Only about 2% of the human genome codes for proteins, begging the question of what the rest of the genome does. This is under active debate, with two views predominating. In one view, these regions are conceptualised as ‘dark’ DNA; regions which have a function that is currently unknown. In the opposing view, these regions mostly comprise non-functional 'junk’ DNA. Although most of the human genome does not encode proteins, it is mostly transcribed, a phenomenon known as pervasive transcription. A key part of the debate is whether it is possible to interpret biochemical activities such as pervasive transcription as signatures of function, or whether they are simply background noise. To distinguish between these interpretations, a negative control is required: a sequence of DNA that has not been shaped by selection and is therefore bona fide junk DNA. To provide such a control, we are using organisms that have heterologous DNA inserted into their genomes, including random DNA that has been enzymatically generated in the lab.
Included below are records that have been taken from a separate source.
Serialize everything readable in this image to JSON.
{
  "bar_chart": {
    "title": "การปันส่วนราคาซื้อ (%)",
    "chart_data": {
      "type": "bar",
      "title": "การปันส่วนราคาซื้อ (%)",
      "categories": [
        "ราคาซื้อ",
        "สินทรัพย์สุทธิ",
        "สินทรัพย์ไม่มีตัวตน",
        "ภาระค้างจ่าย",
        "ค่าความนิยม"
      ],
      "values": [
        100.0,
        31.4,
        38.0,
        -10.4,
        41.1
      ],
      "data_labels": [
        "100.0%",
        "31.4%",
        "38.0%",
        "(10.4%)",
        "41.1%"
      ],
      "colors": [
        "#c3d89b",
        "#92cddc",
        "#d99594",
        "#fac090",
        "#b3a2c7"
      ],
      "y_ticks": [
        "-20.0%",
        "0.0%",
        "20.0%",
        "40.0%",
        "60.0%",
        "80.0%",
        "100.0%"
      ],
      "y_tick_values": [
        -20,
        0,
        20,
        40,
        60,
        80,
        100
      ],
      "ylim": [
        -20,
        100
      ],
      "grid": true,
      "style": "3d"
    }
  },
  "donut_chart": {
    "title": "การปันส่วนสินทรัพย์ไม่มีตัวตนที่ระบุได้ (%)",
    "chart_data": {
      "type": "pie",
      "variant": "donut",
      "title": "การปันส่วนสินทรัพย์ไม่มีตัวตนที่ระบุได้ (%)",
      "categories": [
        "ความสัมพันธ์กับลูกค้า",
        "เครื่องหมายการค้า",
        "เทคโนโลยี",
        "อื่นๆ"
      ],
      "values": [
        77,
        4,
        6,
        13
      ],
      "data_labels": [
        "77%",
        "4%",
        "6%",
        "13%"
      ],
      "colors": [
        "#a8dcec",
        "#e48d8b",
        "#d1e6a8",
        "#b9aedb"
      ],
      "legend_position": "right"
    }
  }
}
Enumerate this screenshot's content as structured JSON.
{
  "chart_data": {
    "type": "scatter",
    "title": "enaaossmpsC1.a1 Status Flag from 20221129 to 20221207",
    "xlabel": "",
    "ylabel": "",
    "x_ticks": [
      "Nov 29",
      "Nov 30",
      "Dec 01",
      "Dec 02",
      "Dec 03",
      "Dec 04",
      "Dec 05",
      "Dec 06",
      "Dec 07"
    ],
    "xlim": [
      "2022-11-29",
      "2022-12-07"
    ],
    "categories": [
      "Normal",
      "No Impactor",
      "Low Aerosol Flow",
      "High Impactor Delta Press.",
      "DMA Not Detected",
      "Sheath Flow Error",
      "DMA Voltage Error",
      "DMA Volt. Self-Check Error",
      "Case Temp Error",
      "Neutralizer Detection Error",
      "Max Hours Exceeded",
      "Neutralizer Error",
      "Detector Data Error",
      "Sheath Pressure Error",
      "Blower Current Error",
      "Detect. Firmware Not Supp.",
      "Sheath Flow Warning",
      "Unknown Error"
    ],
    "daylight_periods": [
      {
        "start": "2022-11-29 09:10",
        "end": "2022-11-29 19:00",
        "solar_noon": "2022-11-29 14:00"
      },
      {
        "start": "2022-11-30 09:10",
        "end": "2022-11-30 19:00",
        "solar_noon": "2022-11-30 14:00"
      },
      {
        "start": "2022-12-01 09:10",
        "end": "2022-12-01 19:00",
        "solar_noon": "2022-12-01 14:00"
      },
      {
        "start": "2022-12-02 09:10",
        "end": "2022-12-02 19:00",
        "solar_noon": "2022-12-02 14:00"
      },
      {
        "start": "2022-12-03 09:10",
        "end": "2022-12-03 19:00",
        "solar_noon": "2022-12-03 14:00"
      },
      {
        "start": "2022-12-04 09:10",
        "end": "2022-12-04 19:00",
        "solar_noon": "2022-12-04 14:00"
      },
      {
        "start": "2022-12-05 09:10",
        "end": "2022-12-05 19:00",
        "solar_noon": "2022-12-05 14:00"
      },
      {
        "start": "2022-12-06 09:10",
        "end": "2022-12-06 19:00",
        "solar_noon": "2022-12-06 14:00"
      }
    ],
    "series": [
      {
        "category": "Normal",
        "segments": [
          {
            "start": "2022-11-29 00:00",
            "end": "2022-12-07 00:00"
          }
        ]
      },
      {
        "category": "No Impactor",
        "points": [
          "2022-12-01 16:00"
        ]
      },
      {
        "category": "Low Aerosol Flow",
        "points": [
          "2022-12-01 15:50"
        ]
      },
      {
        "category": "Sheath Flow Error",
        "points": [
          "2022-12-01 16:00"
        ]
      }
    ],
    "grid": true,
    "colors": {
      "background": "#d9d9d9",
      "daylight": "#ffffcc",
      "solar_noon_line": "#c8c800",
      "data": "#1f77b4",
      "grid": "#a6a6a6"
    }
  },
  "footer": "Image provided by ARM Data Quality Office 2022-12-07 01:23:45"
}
These heterologous sequences are expected to provide no selected benefit to the host organism, thus allowing us to establish a baseline of genomic activity by measuring the levels of various activities, such as transcription, histone modification, and methylation. We are using machine learning approaches, such as supervised learning (e.g. Random Forests) and unsupervised learning models (e.g. PCA, k-means), to determine whether the patterns of native noncoding regions can be distinguished from heterologous junk DNA. This work provides the control necessary to identify candidate regions of junk and function within the noncoding genome, thereby resolving the junk-dark DNA debate.